In Utah that means connecting students at all universities with the state's entrepreneurial spirit, according to Jack Brittain, the University of Utah's former business dean and current vice president for technology commercialization at the U.
Utah students are "interested in starting businesses and participating in the financing in the startup of businesses," Brittain said. "That's the state's differentiator and makes us unique nationally."
Utah has a noticeable lack of Fortune 500 companies and its economic strength lies in its diverse array of medium-sized firms and small startups. But the affinity for risk can be a two-edged sword.
"There's this entrepreneurship that drives what happens here [in Utah], but we don't want to continue perpetuating the idea of failed entrepreneurship. We want to give them the skills they need to succeed," said Ken Snyder, the Huntsman School's executive dean.
Utah is notorious as a place where startups proliferate and die, and Dan Holland, an assistant professor of entrepreneurship at Huntsman, wants to find out why.
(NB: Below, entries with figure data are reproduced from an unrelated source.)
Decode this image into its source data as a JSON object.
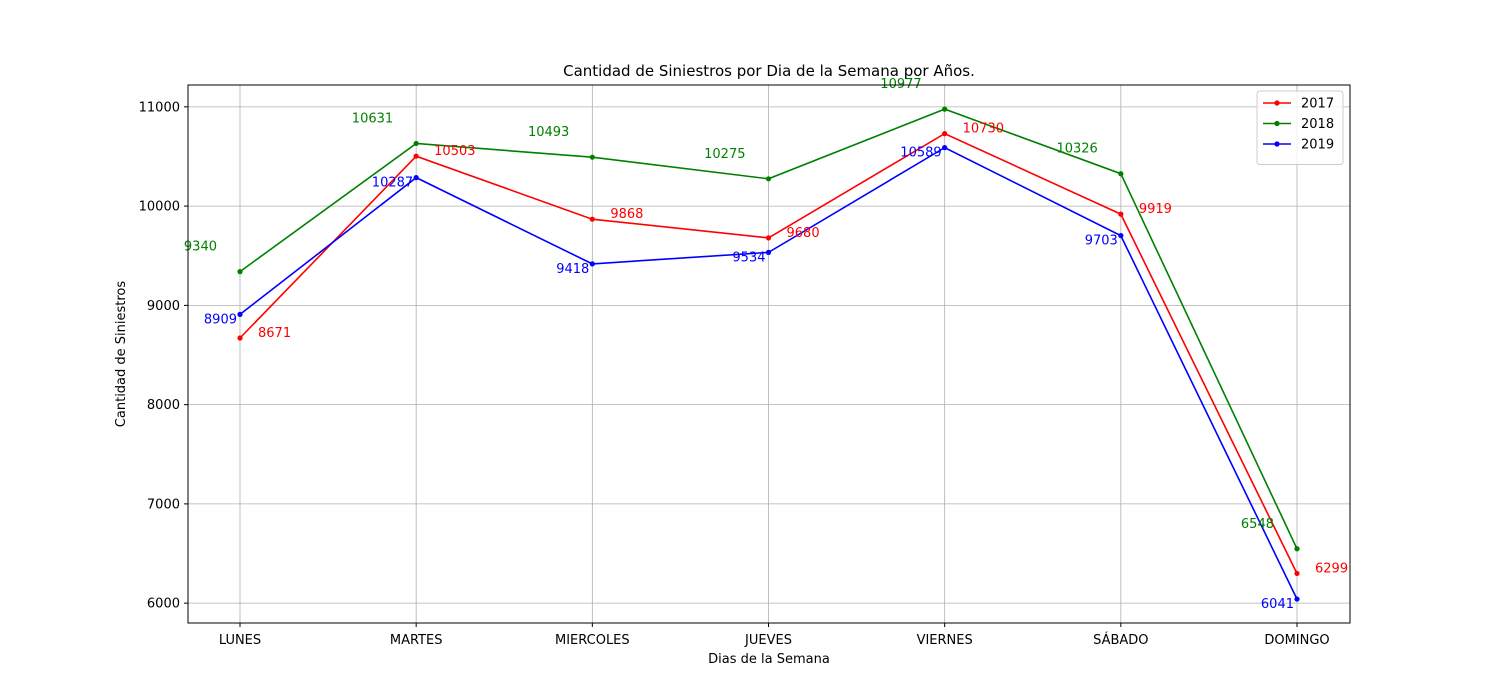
{
  "chart_data": {
    "type": "line",
    "title": "Cantidad de Siniestros por Dia de la Semana por Años.",
    "xlabel": "Dias de la Semana",
    "ylabel": "Cantidad de Siniestros",
    "categories": [
      "LUNES",
      "MARTES",
      "MIERCOLES",
      "JUEVES",
      "VIERNES",
      "SÁBADO",
      "DOMINGO"
    ],
    "ylim": [
      5800,
      11220
    ],
    "yticks": [
      6000,
      7000,
      8000,
      9000,
      10000,
      11000
    ],
    "grid": true,
    "legend_position": "top-right",
    "series": [
      {
        "name": "2017",
        "color": "#ff0000",
        "values": [
          8671,
          10503,
          9868,
          9680,
          10730,
          9919,
          6299
        ]
      },
      {
        "name": "2018",
        "color": "#008000",
        "values": [
          9340,
          10631,
          10493,
          10275,
          10977,
          10326,
          6548
        ]
      },
      {
        "name": "2019",
        "color": "#0000ff",
        "values": [
          8909,
          10287,
          9418,
          9534,
          10589,
          9703,
          6041
        ]
      }
    ]
  }
}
"We're looking at the way entrepreneurs think and why they might persist in the face of adversity," Holland said. "There is good persistence and bad persistence. Sometimes there's this escalation of commitment where you keep going, even though all the signs say you should quit. But then there is good persistence where you overcome those challenges and you're resilient."
In his quest to take the business school to the top, Dean Anderson has no intention of replicating Harvard, Stanford or Wharton,
"If you're trying to duplicate that kind of thing, you would need $500 or 600 million to get going, and that doesn't include the infrastructure. So we have to be selective. We have to develop our own focus area."
Anderson identified USU's niche as leadership, a concept that he believes should be associated with Utah the way oil is associated with west Texas. In that regard, Utah State stands with the state's other leading business schools, rather than apart.
"We are part of unified brand called Utah. I feel good about the relationship we have with the U. and BYU," Anderson said. "We'll compete for students and for faculty, but we have more in common and a source of cooperation than a source of competition. We want Utah to stand for something. I think it stands for leadership."
The College of Business took the Huntsman name in 2007 after one of Utah's most prominent businessman donated $25 million to launch programs and scholarships at one of the nation's oldest business schools. The Huntsman school has 70 faculty who teach 2,000 students in 14 undergraduate and six master's majors. The school is housed in the 1970 George S. Eccles Business Building, which USU hopes to expand and renovate as part of a $58 million proposal.ww
This is the first in a series of occasional stories about the business schools at Utah's three biggest universities, which are being transformed either through big gifts or new leadership.